COP30: como a comunicção pode salvar (ou sabotar) a luta pelo clima
Foto: Marcelo Camargo/Agência Brasil
A COP30, que está sendo realizada em Belém, vem sendo apresentada como um marco na luta global contra as mudanças climáticas. É uma conferência histórica com o propósito de colocar o planeta no centro da agenda política e econômica mundial. Ainda assim, em meio a discursos sobre sustentabilidade e compromissos verdes, cresce também o coro de críticas e desconfianças. Afinal, por que um evento que se propõe a salvar o planeta desperta tanta resistência?

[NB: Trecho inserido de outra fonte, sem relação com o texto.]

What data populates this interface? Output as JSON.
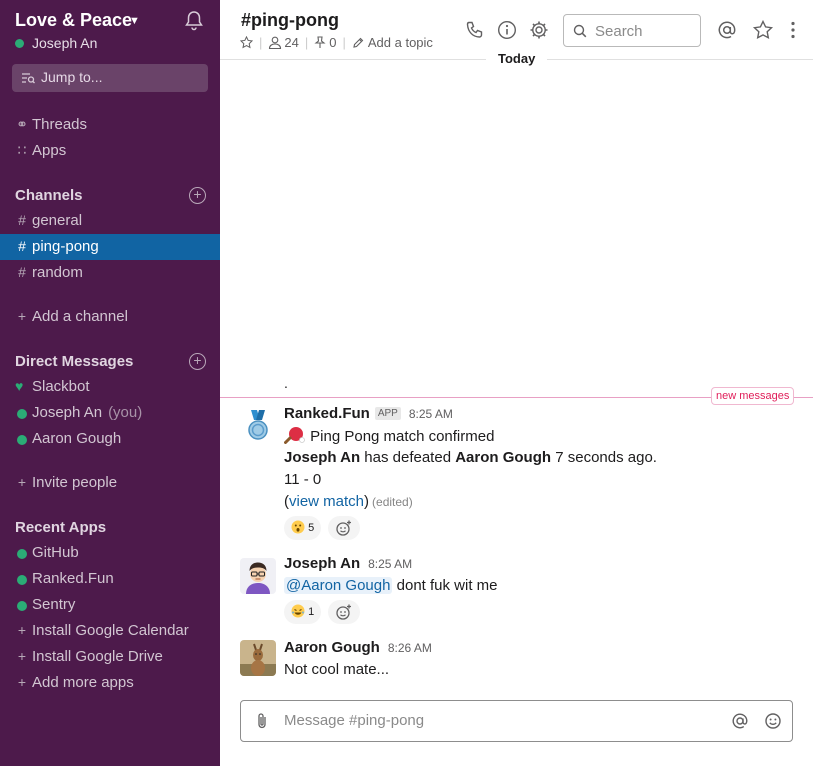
{
  "workspace": {
    "name": "Love & Peace",
    "user": "Joseph An"
  },
  "sidebar": {
    "jump_label": "Jump to...",
    "top_items": [
      {
        "label": "Threads",
        "icon": "threads-icon"
      },
      {
        "label": "Apps",
        "icon": "apps-grid-icon"
      }
    ],
    "channels_title": "Channels",
    "channels": [
      "general",
      "ping-pong",
      "random"
    ],
    "active_channel": "ping-pong",
    "add_channel": "Add a channel",
    "dm_title": "Direct Messages",
    "dms": [
      {
        "label": "Slackbot"
      },
      {
        "label": "Joseph An",
        "suffix": "(you)"
      },
      {
        "label": "Aaron Gough"
      }
    ],
    "invite": "Invite people",
    "apps_title": "Recent Apps",
    "apps": [
      "GitHub",
      "Ranked.Fun",
      "Sentry"
    ],
    "install_items": [
      "Install Google Calendar",
      "Install Google Drive",
      "Add more apps"
    ]
  },
  "header": {
    "channel_title": "#ping-pong",
    "members": "24",
    "pins": "0",
    "topic": "Add a topic",
    "search_placeholder": "Search"
  },
  "divider": {
    "today": "Today",
    "new_messages": "new messages"
  },
  "messages": [
    {
      "author": "Ranked.Fun",
      "badge": "APP",
      "time": "8:25 AM",
      "line1": "Ping Pong match confirmed",
      "line2_winner": "Joseph An",
      "line2_mid": "has defeated",
      "line2_loser": "Aaron Gough",
      "line2_end": "7 seconds ago.",
      "score": "11 - 0",
      "link_open": "(",
      "link": "view match",
      "link_close": ")",
      "edited": "(edited)",
      "reaction_count": "5"
    },
    {
      "author": "Joseph An",
      "time": "8:25 AM",
      "mention": "@Aaron Gough",
      "text": "dont fuk wit me",
      "reaction_count": "1"
    },
    {
      "author": "Aaron Gough",
      "time": "8:26 AM",
      "text": "Not cool mate..."
    }
  ],
  "previous_message_text": ".",
  "composer": {
    "placeholder": "Message #ping-pong"
  },
  "colors": {
    "sidebar": "#4d1a4b",
    "active": "#1164a3",
    "presence": "#2bac76",
    "link": "#1264a3",
    "new_messages": "#e01e5a"
  }
}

Grande parte dessa reação negativa nasce de falhas de comunicação. Quando o discurso ambiental se afasta da realidade cotidiana das pessoas, ele se torna abstrato e vulnerável à desinformação e ao negacionismo. Expressões como “neutralidade de carbono” ou “financiamento climático” soam distantes de quem enfrenta dificuldades concretas, como a falta d’água ou o desemprego. A ausência de uma linguagem acessível e de exemplos práticos faz com que o debate ambiental pareça restrito a elites políticas e econômicas, alimentando uma percepção de hipocrisia e desconexão.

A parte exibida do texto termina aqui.